Shadow education secretary Lucy Powell explains why apprenticeships are vital for our country.
Apprenticeships are fundamental to the future of Britain.
The positive impact they have on individuals, businesses and our economy and society cannot be overstated. In my area of Manchester alone, I’ve seen local businesses thrive and grow after deciding to invest in apprenticeships, and opportunities unleashed for many young people after gaining a wealth of experience and skills that have paved a path for them towards a good career.
But the real reason apprenticeships are so fundamental to the future of our country goes beyond giving individuals great skills and training – essential as this is. It is also vital for delivering a productive, hi-tech economy that we need to compete in an increasingly globalised world. Developing a world-class vocational and technical skills system is central to addressing persistently high levels of youth unemployment that hold sections of our society back, and boosting Britain’s economic growth.
So it is absolutely critical that we all hold the Government to account where they are falling short on apprenticeships. Forecasts suggest that the UK will need more than a million new engineers and technicians in the next five years, yet the Tories are failing to deliver the pipeline of talent that is required.
From manufacturers and construction firms to digital industries and the CBI, businesses in the Britain are increasingly warning about the skills shortages that our country is grappling with. Very few apprenticeships are delivering the up-to-date skills in the sectors that need these the most. Worryingly, apprenticeship completions are actually falling and now one-third do not complete the training they start.

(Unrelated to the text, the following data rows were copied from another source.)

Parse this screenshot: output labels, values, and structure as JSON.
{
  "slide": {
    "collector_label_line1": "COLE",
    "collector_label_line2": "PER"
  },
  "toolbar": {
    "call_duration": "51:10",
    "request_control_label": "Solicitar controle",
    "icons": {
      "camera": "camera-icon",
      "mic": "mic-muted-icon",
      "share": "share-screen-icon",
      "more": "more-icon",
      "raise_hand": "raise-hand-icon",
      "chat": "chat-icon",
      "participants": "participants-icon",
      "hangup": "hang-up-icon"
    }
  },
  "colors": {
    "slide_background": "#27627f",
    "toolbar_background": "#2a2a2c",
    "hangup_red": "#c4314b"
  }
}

Despite the narrow and diminishing talent pool that exists, the Government is not doing anywhere near enough to encourage girls to study STEM subjects nor to join engineering courses or enter the industry. High quality, independent careers advice and excellent work experience placements are now non-existent in the majority of schools. This can hardly be described as progress.
Ultimately it will fall to a Labour government to rebuild the post-16 education sector. This aspect of our education system has faced an onslaught from the Tories, with a real terms cut of 14 per-cent over the last Parliament and further reductions to come. I speak to college principals every week who tell me they are worried about the financial viability of their institutions, and have already been forced to drop courses.
The courses that are being lost include in subjects key to our country’s competitiveness, such as A-levels in science and modern languages. At the same time, increasing numbers of young people are dropping off the radar, deprived of the local support they need to help them to succeed in life after school. Also pivotal will be turning around Britain’s woeful record when it comes to basic literacy and numeracy skills. These skills remain stubbornly weak among the next generation, compared to our counterparts abroad.
In opposition, Labour has the time to consider how we can develop practical solutions for the big questions that face our economy and society and which the current Government ignore.
What does a modern skills system look like, amid increasing globalisation, demographic change, and the rapid pace of technological innovation?
How do we close the growing skills gaps that are holding our country back, equip every single young person for work and further study, and connect young people leaving schools with the opportunities available locally?
What is the answer for tackling the significant gender imbalance when it comes to women in engineering, with women making up just 4 per-cent of engineering apprentices and leaving our country with one of the lowest gender ratios in engineering in the developed world?
Winning the global race will require far more than simply expanding general higher education. If we are not to be left behind, we must deliver a high quality apprenticeship system and rigorous vocational qualifications that prepare young people for the world of work and provide the skills our economy needs for growing sectors and the jobs of tomorrow.
We must work with business to revolutionise work experience and ensure that all young people get access to effective careers advice and guidance that sign-posts them to high-wage, high-skill work, so they can fulfil their potential and benefit the economy.
Investing in the education of our young people is the best down payment a country can make to secure its economic future, and apprenticeships should be at the heart of this. Let’s hope that the Government takes the time during National Apprenticeships week to remember it.